You don’t often see Takers worn out, exhausted, mentally drained...they don’t spend time worrying what others think...they only think about themselves. They may have a streak of laziness where they don’t want to put in time and effort and instead look to others to do the work for them. It’s always the “whats in it for me” mentality.

Takers, although not over worked and burdened with worry of others dont actually end up on top.  From the outside they seem to have it easy because they just keep taking and receiving... in fact they don't establish meaningful relationships and statistically under perform in their careers and get passed over for promotions partly based on their inability to form relationships and networks. Therefore being a Taker isn’t the best option, either.

Takers tend to be loners in the end

Let’s go back to the beginning of this story and my friend who was afraid to be a Taker or asking for help. Asking for advice or accepting assistance in fact provides the opportunity for others to feel fulfilled and provide meaningful contributions to your life by inviting them to be a Giver. 

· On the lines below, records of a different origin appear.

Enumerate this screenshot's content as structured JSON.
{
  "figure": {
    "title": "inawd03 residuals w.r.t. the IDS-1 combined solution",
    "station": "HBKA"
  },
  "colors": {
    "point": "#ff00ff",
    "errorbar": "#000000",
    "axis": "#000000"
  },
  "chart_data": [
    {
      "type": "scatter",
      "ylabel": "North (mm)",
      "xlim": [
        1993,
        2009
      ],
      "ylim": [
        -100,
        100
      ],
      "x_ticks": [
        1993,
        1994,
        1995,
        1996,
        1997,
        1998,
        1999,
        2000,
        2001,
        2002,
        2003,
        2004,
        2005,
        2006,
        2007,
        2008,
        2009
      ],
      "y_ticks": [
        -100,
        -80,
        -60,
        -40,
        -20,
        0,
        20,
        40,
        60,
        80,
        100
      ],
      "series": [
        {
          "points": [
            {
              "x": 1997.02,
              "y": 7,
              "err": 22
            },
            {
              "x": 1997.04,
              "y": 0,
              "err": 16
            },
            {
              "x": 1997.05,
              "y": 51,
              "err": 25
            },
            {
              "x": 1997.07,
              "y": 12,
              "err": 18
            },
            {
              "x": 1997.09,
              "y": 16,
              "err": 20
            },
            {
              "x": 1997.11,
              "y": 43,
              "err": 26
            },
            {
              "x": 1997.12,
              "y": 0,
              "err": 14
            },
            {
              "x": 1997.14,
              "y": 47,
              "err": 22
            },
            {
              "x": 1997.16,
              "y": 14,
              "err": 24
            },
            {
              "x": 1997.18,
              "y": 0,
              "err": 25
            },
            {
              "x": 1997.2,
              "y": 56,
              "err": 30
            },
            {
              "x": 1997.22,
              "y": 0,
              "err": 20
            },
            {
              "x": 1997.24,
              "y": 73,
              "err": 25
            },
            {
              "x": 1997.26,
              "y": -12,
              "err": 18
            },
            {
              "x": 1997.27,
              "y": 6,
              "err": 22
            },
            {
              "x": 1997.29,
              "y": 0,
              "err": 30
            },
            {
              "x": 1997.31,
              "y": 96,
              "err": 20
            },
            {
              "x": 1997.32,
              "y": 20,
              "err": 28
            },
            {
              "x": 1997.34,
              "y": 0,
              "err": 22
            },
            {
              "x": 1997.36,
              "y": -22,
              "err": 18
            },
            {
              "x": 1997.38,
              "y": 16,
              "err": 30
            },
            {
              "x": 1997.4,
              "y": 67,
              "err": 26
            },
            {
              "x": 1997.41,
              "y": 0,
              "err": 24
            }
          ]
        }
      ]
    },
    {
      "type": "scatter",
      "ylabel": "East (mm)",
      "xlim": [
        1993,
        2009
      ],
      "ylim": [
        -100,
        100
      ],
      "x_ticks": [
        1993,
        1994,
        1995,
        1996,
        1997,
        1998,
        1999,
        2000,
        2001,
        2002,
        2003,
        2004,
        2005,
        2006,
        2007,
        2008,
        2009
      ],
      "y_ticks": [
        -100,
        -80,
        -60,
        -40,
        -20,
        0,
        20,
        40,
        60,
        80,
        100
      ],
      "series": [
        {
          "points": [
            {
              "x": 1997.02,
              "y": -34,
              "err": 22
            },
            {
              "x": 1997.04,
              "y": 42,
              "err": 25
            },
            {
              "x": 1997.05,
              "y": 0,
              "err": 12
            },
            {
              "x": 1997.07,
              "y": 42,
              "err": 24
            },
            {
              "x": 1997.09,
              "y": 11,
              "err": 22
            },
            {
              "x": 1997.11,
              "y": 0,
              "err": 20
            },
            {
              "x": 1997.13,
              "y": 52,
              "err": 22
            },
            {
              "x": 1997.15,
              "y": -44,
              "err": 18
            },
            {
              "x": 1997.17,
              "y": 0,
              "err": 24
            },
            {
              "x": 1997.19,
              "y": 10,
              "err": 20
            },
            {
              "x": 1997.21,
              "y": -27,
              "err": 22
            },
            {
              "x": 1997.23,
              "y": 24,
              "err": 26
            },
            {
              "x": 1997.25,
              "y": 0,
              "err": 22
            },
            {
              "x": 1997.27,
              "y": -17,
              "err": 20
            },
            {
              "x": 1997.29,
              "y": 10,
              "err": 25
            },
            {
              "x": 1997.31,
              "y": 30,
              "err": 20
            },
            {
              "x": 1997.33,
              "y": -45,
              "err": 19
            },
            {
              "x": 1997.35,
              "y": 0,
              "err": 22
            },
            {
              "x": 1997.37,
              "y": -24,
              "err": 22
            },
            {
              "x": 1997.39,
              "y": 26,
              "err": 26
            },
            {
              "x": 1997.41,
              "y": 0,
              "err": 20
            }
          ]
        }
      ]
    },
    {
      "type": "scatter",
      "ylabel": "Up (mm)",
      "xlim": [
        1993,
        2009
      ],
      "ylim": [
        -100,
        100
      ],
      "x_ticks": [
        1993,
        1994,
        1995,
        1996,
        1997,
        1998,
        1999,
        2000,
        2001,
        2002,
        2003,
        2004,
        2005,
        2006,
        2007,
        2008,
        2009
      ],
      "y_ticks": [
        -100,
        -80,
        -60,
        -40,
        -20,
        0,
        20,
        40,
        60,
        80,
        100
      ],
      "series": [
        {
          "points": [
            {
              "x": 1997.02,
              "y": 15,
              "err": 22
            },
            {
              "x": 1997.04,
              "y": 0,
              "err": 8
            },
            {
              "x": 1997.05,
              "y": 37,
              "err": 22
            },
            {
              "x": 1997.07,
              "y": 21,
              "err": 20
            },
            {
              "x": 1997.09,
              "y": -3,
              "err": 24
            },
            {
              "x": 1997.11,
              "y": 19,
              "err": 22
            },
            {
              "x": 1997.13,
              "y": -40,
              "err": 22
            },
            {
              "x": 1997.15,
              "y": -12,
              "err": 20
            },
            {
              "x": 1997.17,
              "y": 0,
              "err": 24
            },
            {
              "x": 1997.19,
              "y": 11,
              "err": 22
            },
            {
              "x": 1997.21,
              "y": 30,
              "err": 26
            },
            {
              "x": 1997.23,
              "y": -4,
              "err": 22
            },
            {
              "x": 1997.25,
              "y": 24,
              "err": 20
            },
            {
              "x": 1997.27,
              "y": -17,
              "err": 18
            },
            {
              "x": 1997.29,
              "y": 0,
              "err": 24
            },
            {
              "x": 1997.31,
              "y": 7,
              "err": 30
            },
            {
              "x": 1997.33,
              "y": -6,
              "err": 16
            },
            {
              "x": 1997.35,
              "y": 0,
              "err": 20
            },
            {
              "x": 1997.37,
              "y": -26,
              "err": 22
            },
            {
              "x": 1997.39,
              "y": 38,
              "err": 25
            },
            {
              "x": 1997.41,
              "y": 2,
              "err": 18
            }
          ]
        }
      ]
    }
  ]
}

being an "Authentic Giver" means you give without any expectation in return. Balance is knowing when to give, when to take, and when to match. Giving without expecting to receive but also without causing undue stress or hardship to yourself. Taking when someone genuinely wants to give without feeling guilty for receiving or with a plan in mind to help one another - which then incorporates the matching strategy. 

Giving should not cause you to suffer. Giving should be based on your pure intention to help others without sacrificing yourself. Your first responsibility is to yourself. So it is OK to say no. It is ok to accept help, and it is ok to agree to be helpful in a way that is mutually beneficial ...and none of these are selfish.

Give, take, match...balance

So what kind of person are you? I thought I was a genuine Giver, only to learn I actually was more so of a Matcher, leaning towards Taker. However, after learning to say no, set healthy boundaries, treat my “people pleasing disease”, I can now truly say I am genuinely more so an authentic Giver with a healthy small dose of Taker and Matcher thrown in for balance.